Ordering of encrypted transactions at the top of the block. Throughout this post, we’ve assumed that when a proposer commits to an encrypted transaction, the corresponding decrypted transaction must appear at the top of the block. But what happens if the proposer commits to multiple transactions? In that case, there is no clear ordering of these transactions.
A simple solution would be for the proposer to include an incrementing counter with each commitment. Transactions can then be ordered by this counter, and Keypers would only decrypt them in that sequence.
We note that this ordering issue does not arise when using inclusion lists instead of proposer commitments, since the inclusion list can explicitly define the ordering of encrypted transactions in the block.
Generalizing the Approach
There are two ways our approach can be generalized, namely w.r.t. the encrypted mempool and w.r.t. the mechanism of fixing a ciphertext’s position.
Generalizing the encrypted mempool. For simplicity, we described the anti-collusion mechanism w.r.t. a Shutter encrypted mempool. However, the core idea is independent of Shutter.

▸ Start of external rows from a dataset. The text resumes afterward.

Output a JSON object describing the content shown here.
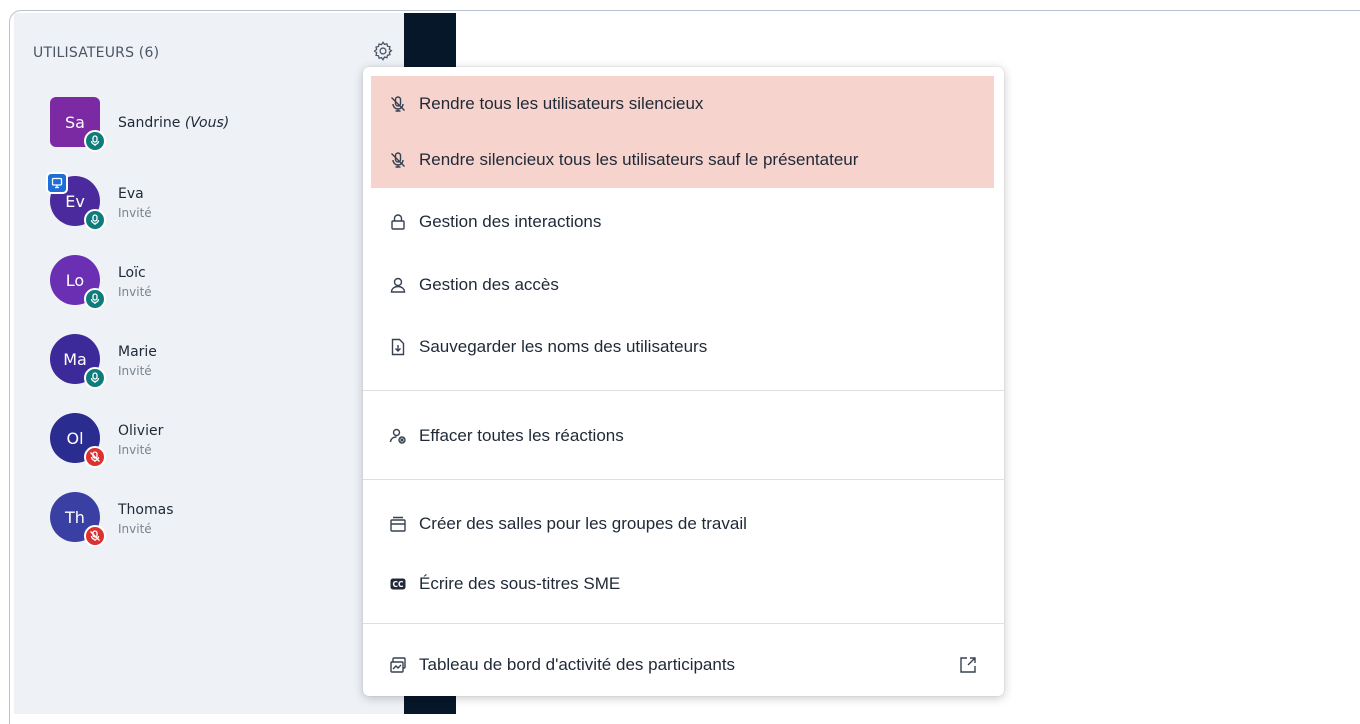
{
  "panel": {
    "title": "UTILISATEURS (6)",
    "settings_icon": "gear-icon"
  },
  "users": [
    {
      "initials": "Sa",
      "name": "Sandrine",
      "suffix": "(Vous)",
      "role": "",
      "color": "#7b2aa3",
      "shape": "square",
      "mic": "on",
      "presenter": false
    },
    {
      "initials": "Ev",
      "name": "Eva",
      "suffix": "",
      "role": "Invité",
      "color": "#4a2a9c",
      "shape": "round",
      "mic": "on",
      "presenter": true
    },
    {
      "initials": "Lo",
      "name": "Loïc",
      "suffix": "",
      "role": "Invité",
      "color": "#6b2fb3",
      "shape": "round",
      "mic": "on",
      "presenter": false
    },
    {
      "initials": "Ma",
      "name": "Marie",
      "suffix": "",
      "role": "Invité",
      "color": "#3d2a9a",
      "shape": "round",
      "mic": "on",
      "presenter": false
    },
    {
      "initials": "Ol",
      "name": "Olivier",
      "suffix": "",
      "role": "Invité",
      "color": "#2a2d8f",
      "shape": "round",
      "mic": "off",
      "presenter": false
    },
    {
      "initials": "Th",
      "name": "Thomas",
      "suffix": "",
      "role": "Invité",
      "color": "#3a3fa3",
      "shape": "round",
      "mic": "off",
      "presenter": false
    }
  ],
  "menu": {
    "items": [
      {
        "label": "Rendre tous les utilisateurs silencieux",
        "icon": "mute-mic-icon",
        "highlight": true
      },
      {
        "label": "Rendre silencieux tous les utilisateurs sauf le présentateur",
        "icon": "mute-mic-icon",
        "highlight": true
      },
      {
        "label": "Gestion des interactions",
        "icon": "lock-icon",
        "highlight": false
      },
      {
        "label": "Gestion des accès",
        "icon": "user-icon",
        "highlight": false
      },
      {
        "label": "Sauvegarder les noms des utilisateurs",
        "icon": "download-file-icon",
        "highlight": false
      },
      {
        "label": "Effacer toutes les réactions",
        "icon": "clear-reactions-icon",
        "highlight": false
      },
      {
        "label": "Créer des salles pour les groupes de travail",
        "icon": "rooms-icon",
        "highlight": false
      },
      {
        "label": "Écrire des sous-titres SME",
        "icon": "closed-captions-icon",
        "highlight": false
      },
      {
        "label": "Tableau de bord d'activité des participants",
        "icon": "dashboard-icon",
        "highlight": false,
        "external_icon": "external-link-icon"
      }
    ]
  },
  "colors": {
    "highlight": "#f6d3cc",
    "panel_bg": "#eef2f6",
    "mic_on": "#0f7c7c",
    "mic_off": "#dd3131",
    "presenter": "#1d6fd6",
    "sidebar_dark": "#06172a"
  }
}
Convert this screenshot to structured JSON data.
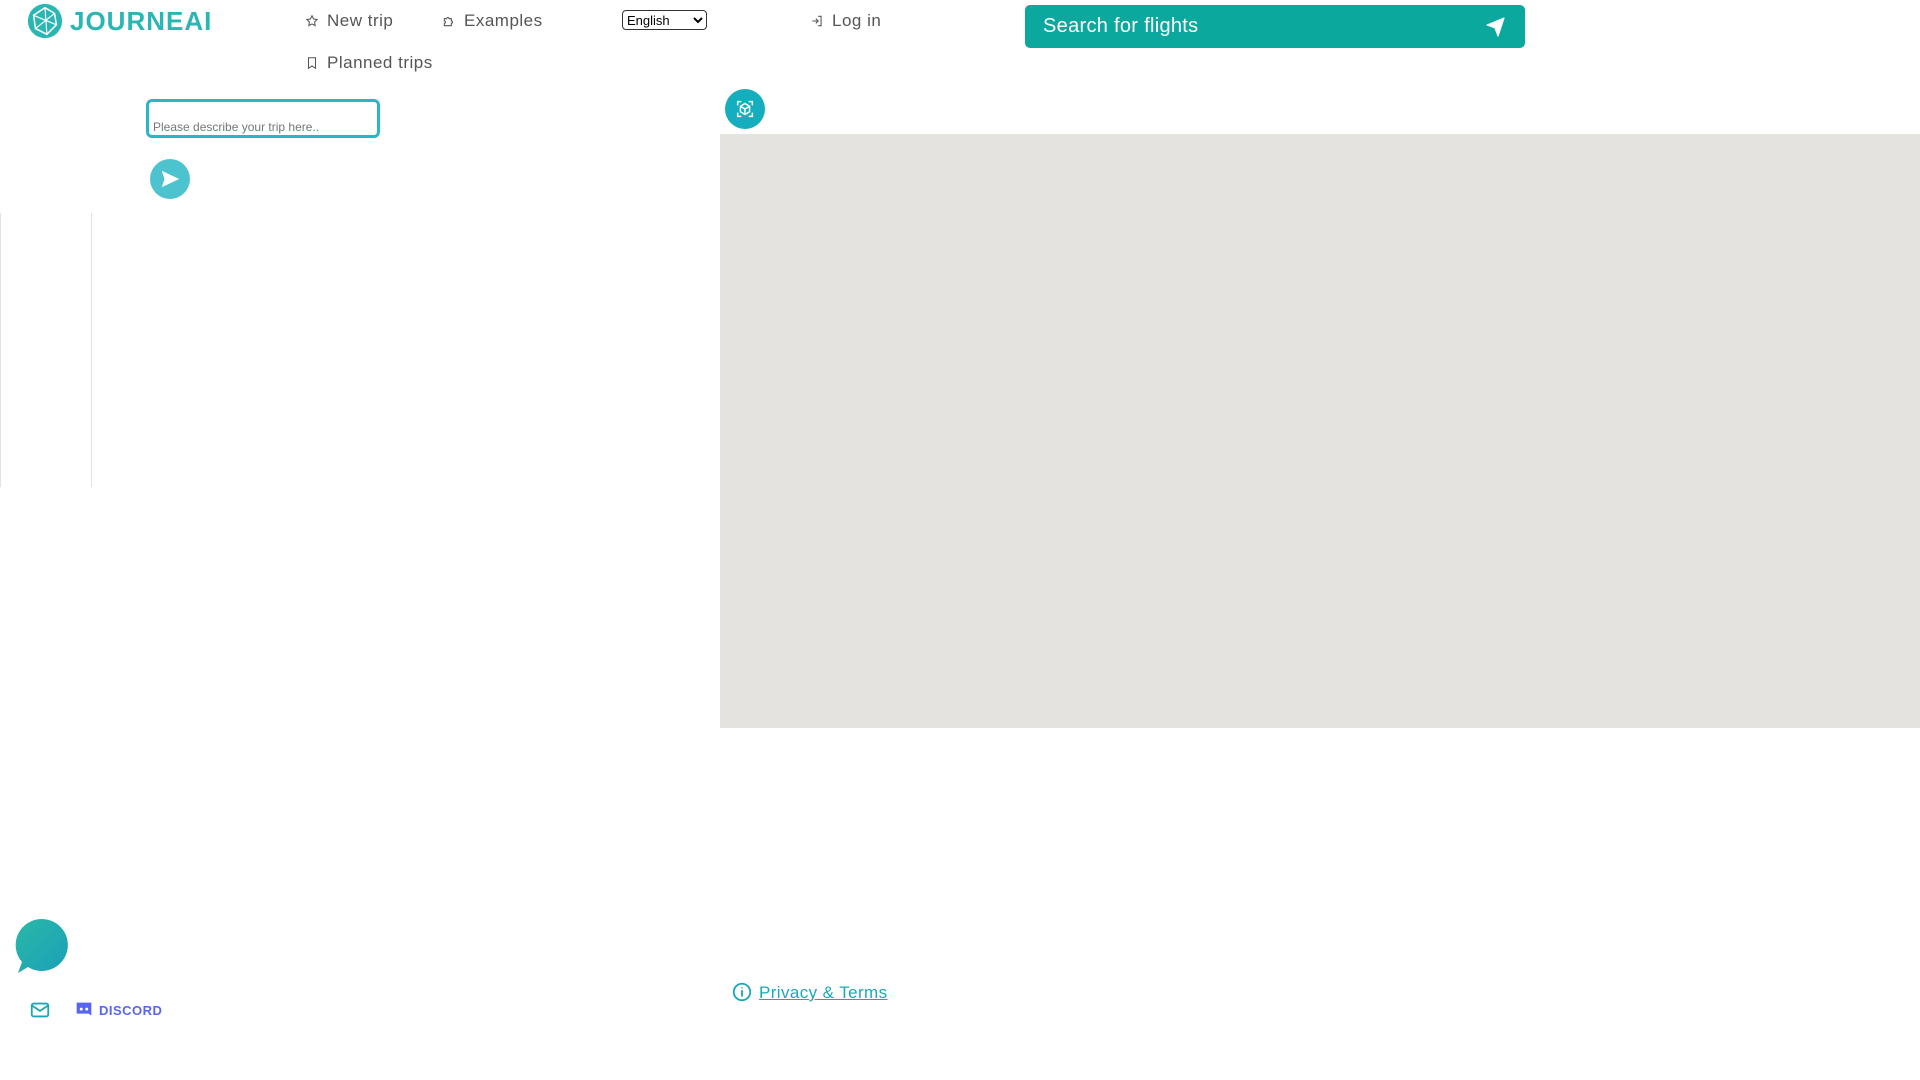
{
  "brand": {
    "name": "JOURNEAI",
    "color": "#2ab7b4"
  },
  "nav": {
    "new_trip": "New trip",
    "examples": "Examples",
    "planned_trips": "Planned trips",
    "log_in": "Log in",
    "language": {
      "selected": "English"
    }
  },
  "flights": {
    "label": "Search for flights",
    "color": "#0ba89d"
  },
  "trip": {
    "placeholder": "Please describe your trip here.."
  },
  "map": {
    "background": "#e5e3df"
  },
  "footer": {
    "discord_label": "DISCORD",
    "privacy_label": "Privacy & Terms"
  },
  "icons": [
    "logo-icon",
    "star-icon",
    "puzzle-icon",
    "bookmark-icon",
    "login-icon",
    "airplane-icon",
    "send-icon",
    "ar-cube-icon",
    "chat-icon",
    "mail-icon",
    "discord-icon",
    "info-icon"
  ]
}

The main insight is that a proposer commitment in form of a BLS signature can serve as a decryption key in the Boneh-Franklin IBE scheme. This can be combined with any (threshold) encrypted mempool using proposer commitments. Consider the following more general design: Let pk_C be the public key of the committee operating the (threshold) encrypted mempool and let pk_P be the proposer public key. Then a user can first encrypt its transaction to the encrypted mempool (i.e., under pk_C) and then encrypt the resulting ciphertext to the proposer via the Boneh-Frankling IBE scheme under pk_P. This essentially creates a doubly encrypted transaction that must first be decrypted by the proposer (through a commitment) and then the threshold committee can decrypt the transaction.
Generalizing the “fixing” mechanism. We described the anti-collusion mechanism for an encrypted mempool that uses proposer commitments to fix the position of a ciphertext in a block. However, at a more abstract level the mechanism is independent of the exact way of fixing the position as long as the fixing is done in the form of a BLS signature that can serve as a decryption key. For instance, for FOCIL the inclusion list could be signed with a BLS signature that allows to decrypt all transactions in the inclusion list. However, the exact integration of a mechanism like FOCIL with our anti-collusion solution remains an interesting task for future work.
Conclusion
The solution described in this post presents a practical and efficient anti-collusion mechanism for threshold encrypted mempools which could even be generalized to any kind of encrypted mempool. By tying decryption to proposer commitments (and potentially even inclusion lists), the mechanism significantly reduces trust in the encrypted mempool provider without requiring any large communication or computational overhead.